At Cotton & Reed, business “ground to a halt” at first and Cotton said he had to furlough most of his employees, then when they started making hand sanitizer, sales jumped to about 30-40% of a normal week’s tasting room sales. Now, all the full-time employees are working, part-time workers are getting more hours than they used to, and Cotton wants to hire someone new to help with sales.
“We are essentially functioning as a liquor store and over-the-counter drug manufacturer,” Cotton said.

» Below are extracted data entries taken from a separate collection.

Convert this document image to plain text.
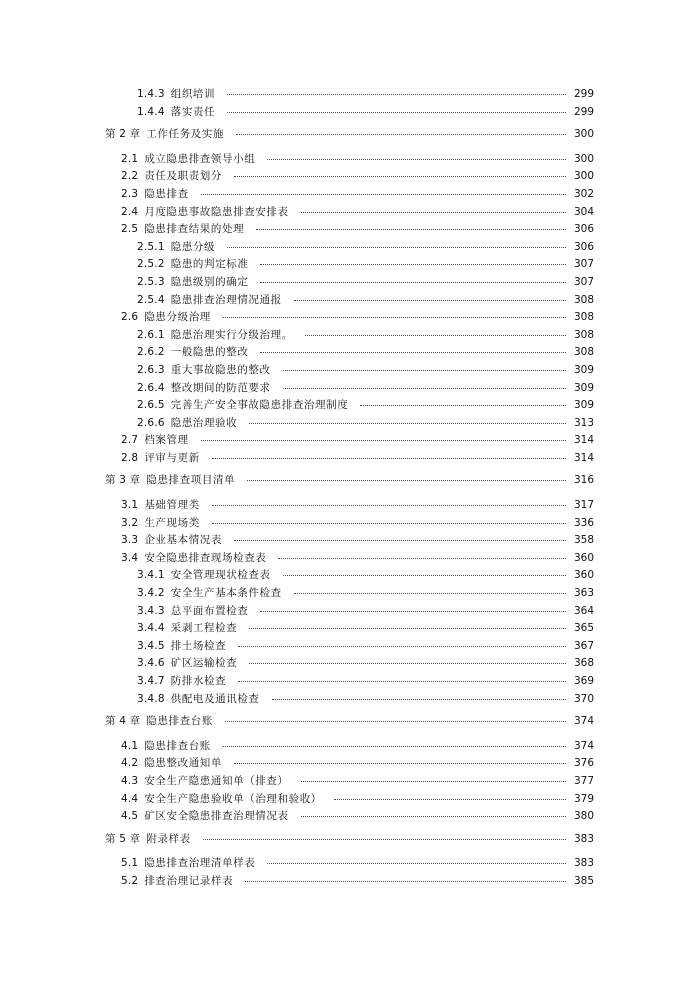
1.4.3 组织培训	299
1.4.4 落实责任	299
第 2 章 工作任务及实施	300
2.1 成立隐患排查领导小组	300
2.2 责任及职责划分	300
2.3 隐患排查	302
2.4 月度隐患事故隐患排查安排表	304
2.5 隐患排查结果的处理	306
2.5.1 隐患分级	306
2.5.2 隐患的判定标准	307
2.5.3 隐患级别的确定	307
2.5.4 隐患排查治理情况通报	308
2.6 隐患分级治理	308
2.6.1 隐患治理实行分级治理。	308
2.6.2 一般隐患的整改	308
2.6.3 重大事故隐患的整改	309
2.6.4 整改期间的防范要求	309
2.6.5 完善生产安全事故隐患排查治理制度	309
2.6.6 隐患治理验收	313
2.7 档案管理	314
2.8 评审与更新	314
第 3 章 隐患排查项目清单	316
3.1 基础管理类	317
3.2 生产现场类	336
3.3 企业基本情况表	358
3.4 安全隐患排查现场检查表	360
3.4.1 安全管理现状检查表	360
3.4.2 安全生产基本条件检查	363
3.4.3 总平面布置检查	364
3.4.4 采剥工程检查	365
3.4.5 排土场检查	367
3.4.6 矿区运输检查	368
3.4.7 防排水检查	369
3.4.8 供配电及通讯检查	370
第 4 章 隐患排查台账	374
4.1 隐患排查台账	374
4.2 隐患整改通知单	376
4.3 安全生产隐患通知单（排查）	377
4.4 安全生产隐患验收单（治理和验收）	379
4.5 矿区安全隐患排查治理情况表	380
第 5 章 附录样表	383
5.1 隐患排查治理清单样表	383
5.2 排查治理记录样表	385
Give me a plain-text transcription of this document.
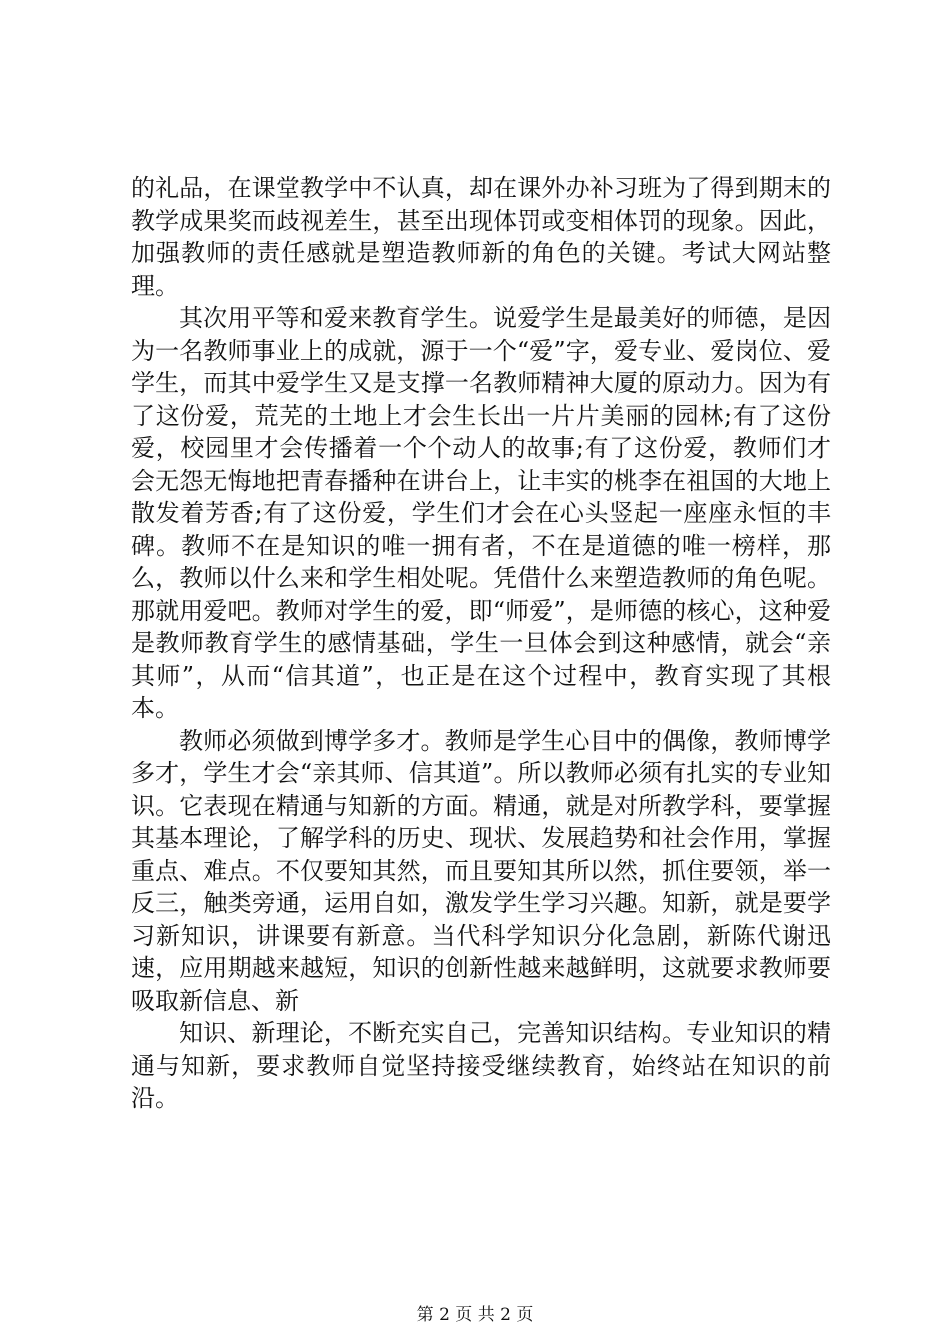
的礼品，在课堂教学中不认真，却在课外办补习班为了得到期末的教学成果奖而歧视差生，甚至出现体罚或变相体罚的现象。因此，加强教师的责任感就是塑造教师新的角色的关键。考试大网站整理。

其次用平等和爱来教育学生。说爱学生是最美好的师德，是因为一名教师事业上的成就，源于一个“爱”字，爱专业、爱岗位、爱学生，而其中爱学生又是支撑一名教师精神大厦的原动力。因为有了这份爱，荒芜的土地上才会生长出一片片美丽的园林;有了这份爱，校园里才会传播着一个个动人的故事;有了这份爱，教师们才会无怨无悔地把青春播种在讲台上，让丰实的桃李在祖国的大地上散发着芳香;有了这份爱，学生们才会在心头竖起一座座永恒的丰碑。教师不在是知识的唯一拥有者，不在是道德的唯一榜样，那么，教师以什么来和学生相处呢。凭借什么来塑造教师的角色呢。那就用爱吧。教师对学生的爱，即“师爱”，是师德的核心，这种爱是教师教育学生的感情基础，学生一旦体会到这种感情，就会“亲其师”，从而“信其道”，也正是在这个过程中，教育实现了其根本。

教师必须做到博学多才。教师是学生心目中的偶像，教师博学多才，学生才会“亲其师、信其道”。所以教师必须有扎实的专业知识。它表现在精通与知新的方面。精通，就是对所教学科，要掌握其基本理论，了解学科的历史、现状、发展趋势和社会作用，掌握重点、难点。不仅要知其然，而且要知其所以然，抓住要领，举一反三，触类旁通，运用自如，激发学生学习兴趣。知新，就是要学习新知识，讲课要有新意。当代科学知识分化急剧，新陈代谢迅速，应用期越来越短，知识的创新性越来越鲜明，这就要求教师要吸取新信息、新

知识、新理论，不断充实自己，完善知识结构。专业知识的精通与知新，要求教师自觉坚持接受继续教育，始终站在知识的前沿。

第 2 页 共 2 页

One challenge all the distilleries face is packaging for hand sanitizer.
“The demands on the supply chain have gone crazy, so things like bottles and everything from little 50 ml airplane bottles, whether glass or plastic, all the way up to one gallon or five-gallon jugs, everything has shortages or long lead times,” Wood said. “So we initially had a supply of those little airplane mini bottles and we’re giving those out for free with liquor purchases, but it’s almost impossible to get more in a reasonable time frame. So we managed to get some 4 oz squeeze containers that people use for ketchup in restaurants, and we’re now selling those. It’s really tricky to find where the stuff is and time purchases and make sure you get enough but not too many.”
Despite the challenges and the uncertain business environment, groups like the Children’s Inn see distilleries’ pivot to producing hand sanitizer as a lifesaver.
“It’s definitely one of the most essential things we have in our building,” Feinberg said. “We are really thankful.”